In this case, the association of meiosis with the word ‘sex’ related to the context of its use through a common letter ‘e’ can be used to draw the distinction between two similar words mitosis and meiosis. But the metaphor is contrived and is really not an elucidating one, for it conveys only a way of telling which term applies to which process. I
t does not convey a useful meaning that helps a learner understand the individual processes.

A simple model for metaphor:

Occam’s Razor is a good metaphorical tool that’s helpful when choosing or inventing a metaphor for use in a learning environment.
It says that the number of things needed to explain anything should not be increased more than necessary.

Even the introduction of a metaphor, by its occurrence, is increasing the things that must be assimilated by the learner. If the learner must first discover and understand the source, especially if it encompasses difficult concepts to begin with, the target simply disappears from sight. The whole reason for using the metaphor is lost. So it makes sense that if a metaphor is to be used, it should have a source that is well known and understood. This makes for one less learning task that has to be done to reach the target.

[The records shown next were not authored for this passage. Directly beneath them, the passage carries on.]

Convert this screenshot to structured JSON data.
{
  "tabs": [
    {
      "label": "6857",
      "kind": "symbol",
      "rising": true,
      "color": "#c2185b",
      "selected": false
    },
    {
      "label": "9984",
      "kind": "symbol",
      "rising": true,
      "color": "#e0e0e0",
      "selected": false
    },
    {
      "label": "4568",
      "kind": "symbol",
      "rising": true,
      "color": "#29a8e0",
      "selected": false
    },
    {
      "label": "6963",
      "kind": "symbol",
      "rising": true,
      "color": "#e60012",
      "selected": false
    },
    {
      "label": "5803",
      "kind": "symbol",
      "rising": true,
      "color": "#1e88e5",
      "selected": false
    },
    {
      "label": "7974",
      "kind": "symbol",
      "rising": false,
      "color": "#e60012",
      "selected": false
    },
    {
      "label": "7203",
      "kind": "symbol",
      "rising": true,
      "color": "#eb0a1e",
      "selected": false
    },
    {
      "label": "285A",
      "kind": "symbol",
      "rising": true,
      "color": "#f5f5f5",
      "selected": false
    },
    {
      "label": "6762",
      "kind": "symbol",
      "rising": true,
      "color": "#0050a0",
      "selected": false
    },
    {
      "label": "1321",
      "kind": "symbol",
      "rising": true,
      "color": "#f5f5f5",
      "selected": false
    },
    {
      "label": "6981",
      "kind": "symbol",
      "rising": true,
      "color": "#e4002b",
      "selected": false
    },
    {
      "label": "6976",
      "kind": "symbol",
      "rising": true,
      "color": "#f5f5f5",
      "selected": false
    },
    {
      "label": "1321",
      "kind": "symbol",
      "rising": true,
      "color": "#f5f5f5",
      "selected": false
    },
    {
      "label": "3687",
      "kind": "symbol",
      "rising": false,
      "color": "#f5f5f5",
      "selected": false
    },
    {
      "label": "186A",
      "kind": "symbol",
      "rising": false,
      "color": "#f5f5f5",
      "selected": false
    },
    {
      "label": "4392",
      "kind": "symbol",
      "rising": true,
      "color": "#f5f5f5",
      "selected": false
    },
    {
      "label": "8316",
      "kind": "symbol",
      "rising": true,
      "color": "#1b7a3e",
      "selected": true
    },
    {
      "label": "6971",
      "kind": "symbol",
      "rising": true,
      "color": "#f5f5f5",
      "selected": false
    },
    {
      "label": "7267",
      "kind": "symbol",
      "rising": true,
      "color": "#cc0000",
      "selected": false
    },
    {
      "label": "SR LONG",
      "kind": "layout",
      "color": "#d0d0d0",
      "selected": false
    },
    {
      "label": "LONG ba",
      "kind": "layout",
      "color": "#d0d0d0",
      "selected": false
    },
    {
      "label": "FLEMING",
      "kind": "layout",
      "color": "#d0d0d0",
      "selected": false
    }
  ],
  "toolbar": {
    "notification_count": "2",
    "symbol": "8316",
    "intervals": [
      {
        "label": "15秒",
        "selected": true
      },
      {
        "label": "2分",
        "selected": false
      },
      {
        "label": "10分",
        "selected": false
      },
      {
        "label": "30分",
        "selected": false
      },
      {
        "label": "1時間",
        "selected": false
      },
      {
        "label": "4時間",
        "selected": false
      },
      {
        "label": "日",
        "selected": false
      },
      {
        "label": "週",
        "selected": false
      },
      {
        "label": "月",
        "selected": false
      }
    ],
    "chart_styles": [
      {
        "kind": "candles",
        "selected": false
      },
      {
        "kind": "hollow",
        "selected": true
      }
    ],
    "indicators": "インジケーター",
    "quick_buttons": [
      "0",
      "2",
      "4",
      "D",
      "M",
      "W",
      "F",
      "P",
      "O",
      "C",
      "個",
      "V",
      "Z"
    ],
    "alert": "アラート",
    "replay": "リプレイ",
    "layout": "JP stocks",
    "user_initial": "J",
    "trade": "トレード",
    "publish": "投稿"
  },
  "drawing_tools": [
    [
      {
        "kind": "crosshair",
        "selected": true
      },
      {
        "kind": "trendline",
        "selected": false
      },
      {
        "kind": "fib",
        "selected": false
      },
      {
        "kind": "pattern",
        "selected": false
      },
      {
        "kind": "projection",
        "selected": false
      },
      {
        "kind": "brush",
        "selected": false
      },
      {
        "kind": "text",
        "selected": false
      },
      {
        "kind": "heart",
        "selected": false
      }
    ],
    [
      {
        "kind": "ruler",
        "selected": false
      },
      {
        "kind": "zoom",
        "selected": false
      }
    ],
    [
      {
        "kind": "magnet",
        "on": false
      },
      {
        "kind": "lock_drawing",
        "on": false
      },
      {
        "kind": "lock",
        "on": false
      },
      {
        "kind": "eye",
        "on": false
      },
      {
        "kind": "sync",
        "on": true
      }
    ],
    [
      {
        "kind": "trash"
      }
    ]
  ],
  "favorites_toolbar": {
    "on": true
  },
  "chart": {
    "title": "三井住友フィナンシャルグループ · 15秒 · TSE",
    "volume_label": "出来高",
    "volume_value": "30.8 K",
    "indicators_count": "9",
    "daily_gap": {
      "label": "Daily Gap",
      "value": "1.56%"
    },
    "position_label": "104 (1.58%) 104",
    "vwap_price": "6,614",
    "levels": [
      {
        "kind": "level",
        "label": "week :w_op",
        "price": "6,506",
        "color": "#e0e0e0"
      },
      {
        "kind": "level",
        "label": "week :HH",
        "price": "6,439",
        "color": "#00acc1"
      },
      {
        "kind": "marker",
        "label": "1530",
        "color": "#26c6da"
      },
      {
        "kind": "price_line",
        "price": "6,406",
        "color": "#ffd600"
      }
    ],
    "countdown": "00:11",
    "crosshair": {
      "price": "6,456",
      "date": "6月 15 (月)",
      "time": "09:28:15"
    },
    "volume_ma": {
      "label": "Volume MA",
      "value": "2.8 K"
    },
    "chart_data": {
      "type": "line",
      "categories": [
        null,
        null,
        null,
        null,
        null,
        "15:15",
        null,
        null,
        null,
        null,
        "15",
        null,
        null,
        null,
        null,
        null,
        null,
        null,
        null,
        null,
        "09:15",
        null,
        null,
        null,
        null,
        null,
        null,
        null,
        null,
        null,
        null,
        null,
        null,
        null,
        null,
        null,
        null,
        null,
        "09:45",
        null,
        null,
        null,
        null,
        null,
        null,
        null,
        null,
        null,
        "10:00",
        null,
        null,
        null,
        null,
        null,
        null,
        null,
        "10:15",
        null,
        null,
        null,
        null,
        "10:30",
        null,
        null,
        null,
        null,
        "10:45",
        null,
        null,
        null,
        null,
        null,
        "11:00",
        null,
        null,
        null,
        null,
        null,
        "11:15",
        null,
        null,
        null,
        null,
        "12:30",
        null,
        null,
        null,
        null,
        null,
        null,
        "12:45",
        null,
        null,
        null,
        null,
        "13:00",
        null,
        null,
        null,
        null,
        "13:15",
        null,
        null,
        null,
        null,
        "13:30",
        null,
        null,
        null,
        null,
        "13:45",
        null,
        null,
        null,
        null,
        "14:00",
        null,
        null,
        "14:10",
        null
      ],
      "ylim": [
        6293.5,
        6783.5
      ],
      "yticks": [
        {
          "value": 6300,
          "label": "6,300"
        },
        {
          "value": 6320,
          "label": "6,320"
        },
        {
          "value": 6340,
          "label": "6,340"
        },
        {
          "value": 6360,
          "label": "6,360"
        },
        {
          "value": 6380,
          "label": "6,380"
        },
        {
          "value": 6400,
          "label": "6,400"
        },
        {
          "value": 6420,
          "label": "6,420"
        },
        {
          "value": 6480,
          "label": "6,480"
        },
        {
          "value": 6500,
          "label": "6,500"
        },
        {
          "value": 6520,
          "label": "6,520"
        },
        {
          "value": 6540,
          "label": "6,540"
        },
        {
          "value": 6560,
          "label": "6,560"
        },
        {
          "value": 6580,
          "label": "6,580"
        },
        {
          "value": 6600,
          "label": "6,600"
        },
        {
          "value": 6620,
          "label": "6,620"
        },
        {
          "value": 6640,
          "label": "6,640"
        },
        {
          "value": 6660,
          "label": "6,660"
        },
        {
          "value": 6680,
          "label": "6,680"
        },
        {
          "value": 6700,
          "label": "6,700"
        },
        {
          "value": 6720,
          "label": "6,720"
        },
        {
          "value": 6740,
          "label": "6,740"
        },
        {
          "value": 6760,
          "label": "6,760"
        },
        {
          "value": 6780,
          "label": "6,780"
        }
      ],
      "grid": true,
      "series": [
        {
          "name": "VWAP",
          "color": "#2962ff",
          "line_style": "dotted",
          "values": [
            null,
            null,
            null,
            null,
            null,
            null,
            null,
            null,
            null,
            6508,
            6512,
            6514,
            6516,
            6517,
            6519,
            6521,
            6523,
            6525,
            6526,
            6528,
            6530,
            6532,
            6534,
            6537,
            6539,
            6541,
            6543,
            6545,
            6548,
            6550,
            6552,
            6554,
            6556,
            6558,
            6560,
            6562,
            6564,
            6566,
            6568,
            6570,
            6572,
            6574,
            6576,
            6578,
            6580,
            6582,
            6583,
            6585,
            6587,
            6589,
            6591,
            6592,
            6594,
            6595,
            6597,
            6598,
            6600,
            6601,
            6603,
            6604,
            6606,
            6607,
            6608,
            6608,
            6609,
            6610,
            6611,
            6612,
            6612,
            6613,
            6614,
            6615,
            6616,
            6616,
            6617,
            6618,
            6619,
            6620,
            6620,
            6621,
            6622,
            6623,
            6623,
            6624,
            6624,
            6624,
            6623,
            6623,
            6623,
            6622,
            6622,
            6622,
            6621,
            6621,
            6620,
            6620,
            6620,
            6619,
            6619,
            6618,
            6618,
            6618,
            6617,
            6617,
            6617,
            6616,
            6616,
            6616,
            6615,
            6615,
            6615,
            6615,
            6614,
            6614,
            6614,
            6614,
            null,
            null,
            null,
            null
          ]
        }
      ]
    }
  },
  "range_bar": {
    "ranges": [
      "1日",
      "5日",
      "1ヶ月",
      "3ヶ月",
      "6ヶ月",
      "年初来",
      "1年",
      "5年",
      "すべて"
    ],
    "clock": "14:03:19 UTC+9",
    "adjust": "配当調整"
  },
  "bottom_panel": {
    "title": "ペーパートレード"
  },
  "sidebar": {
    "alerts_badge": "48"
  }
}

What makes a good learning metaphor?


To find examples of the use of splendid metaphor and how it is employed we need look no further than the successful poets. It is no coincidence that in the traditional teaching of the meaning of metaphor there is often reference to the works of the poets. Their words ring clear, simply from the common nature of their craft. They are well acquainted with the need to find idea from familiar source to target what they wish to convey.

I think that this should apply in a similar way to metaphors that may be chosen as possible learning tools.


The fine delight that fathers thought; the strong
Spur, live and lancing like the blowpipe flame,
Breathes once and, quenched faster than it came,
Leaves yet the mind the mother of immortal song.